India will relent on the additional duties it charged on wine and spirits, up to 540 percent in some cases, that Washington and Brussels are challenging at the World Trade Organization, according to Finance Ministry spokesman B.S. Chauhan.
But the country will keep in place its basic import duties on wine and spirits, which range from 20 percent to 150 percent. The basic duty on wines will increase to 150 percent from 100 percent, according to a government statement issued Tuesday night.
India is one of the world's largest markets for alcohol with a huge potential to grow, but imports account for a meager share in total consumption. The EU and the U.S. have complained that the tariffs represented unfair trade barriers keeping foreign countries from competing in India's market.
Foreign alcohol makers have long sought to more forcefully enter the Indian market, and groups like the Scotch Whisky Association praised the end of the taxes.
"Abolition of the discriminatory additional duty is a significant step toward fair competition in an important emerging market for Scotch whisky," Scotch Whisky Association chief executive Gavin Hewitt said in a statement.
The European Union, which is challenging India's import duties on wine and liquor at the WTO, welcomed Delhi's intention to repeal the various government surcharges that make Indian tariff levels on products ranging from Finnish vodka to French cognac among the highest in the world.

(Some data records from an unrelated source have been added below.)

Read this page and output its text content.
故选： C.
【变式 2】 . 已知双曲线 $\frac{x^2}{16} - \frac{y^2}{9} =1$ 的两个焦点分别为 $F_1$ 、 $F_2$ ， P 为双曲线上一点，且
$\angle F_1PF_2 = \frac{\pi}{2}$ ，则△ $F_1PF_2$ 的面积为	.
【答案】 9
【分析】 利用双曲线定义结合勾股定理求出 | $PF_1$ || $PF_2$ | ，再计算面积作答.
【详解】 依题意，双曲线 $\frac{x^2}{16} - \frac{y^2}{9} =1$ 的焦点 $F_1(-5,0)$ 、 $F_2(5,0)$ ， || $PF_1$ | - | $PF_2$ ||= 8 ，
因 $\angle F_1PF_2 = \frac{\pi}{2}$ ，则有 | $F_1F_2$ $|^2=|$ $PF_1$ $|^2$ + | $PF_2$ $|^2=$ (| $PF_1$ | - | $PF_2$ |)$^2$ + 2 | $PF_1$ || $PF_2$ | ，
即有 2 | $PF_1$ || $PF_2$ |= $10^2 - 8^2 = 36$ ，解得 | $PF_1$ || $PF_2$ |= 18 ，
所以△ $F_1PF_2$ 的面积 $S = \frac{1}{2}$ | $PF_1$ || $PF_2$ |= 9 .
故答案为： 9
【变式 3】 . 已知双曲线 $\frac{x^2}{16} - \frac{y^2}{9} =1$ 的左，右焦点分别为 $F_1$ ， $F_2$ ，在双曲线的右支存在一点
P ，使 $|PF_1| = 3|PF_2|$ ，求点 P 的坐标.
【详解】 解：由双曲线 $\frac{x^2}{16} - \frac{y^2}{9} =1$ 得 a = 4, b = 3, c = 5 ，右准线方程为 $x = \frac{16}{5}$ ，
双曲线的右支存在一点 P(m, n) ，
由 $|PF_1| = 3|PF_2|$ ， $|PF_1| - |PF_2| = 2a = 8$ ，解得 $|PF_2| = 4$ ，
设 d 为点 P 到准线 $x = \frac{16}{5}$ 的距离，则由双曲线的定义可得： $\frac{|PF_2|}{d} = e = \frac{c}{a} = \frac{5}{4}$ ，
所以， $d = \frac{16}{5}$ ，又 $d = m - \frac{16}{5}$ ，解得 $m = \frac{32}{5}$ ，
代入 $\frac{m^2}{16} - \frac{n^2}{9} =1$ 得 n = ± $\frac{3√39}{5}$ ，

But EU officials said they regretted that India appeared set to raise its normal duty on wine to 150 percent from 100 percent, even if the new rate was still within its WTO limits. They said it was too early to speak about whether Brussels would suspend its WTO case.
The United States, which also filed a WTO case against the government surcharges, remains "hopeful that India will meet its WTO obligations in this area," said Stephen Norton, a spokesman for the office of the U.S. Trade Representative in Washington. He declined to comment further.
The Distilled Spirits Council of the United States said the change would benefit liquor exporters, but hurt wine exporters.
"While it is good news, it's not great news," spokesman Frank Coleman said, adding that a major question remaining was when India would implement the changes. "I don't think anybody is cracking their special bottle of single barrel bourbon just yet."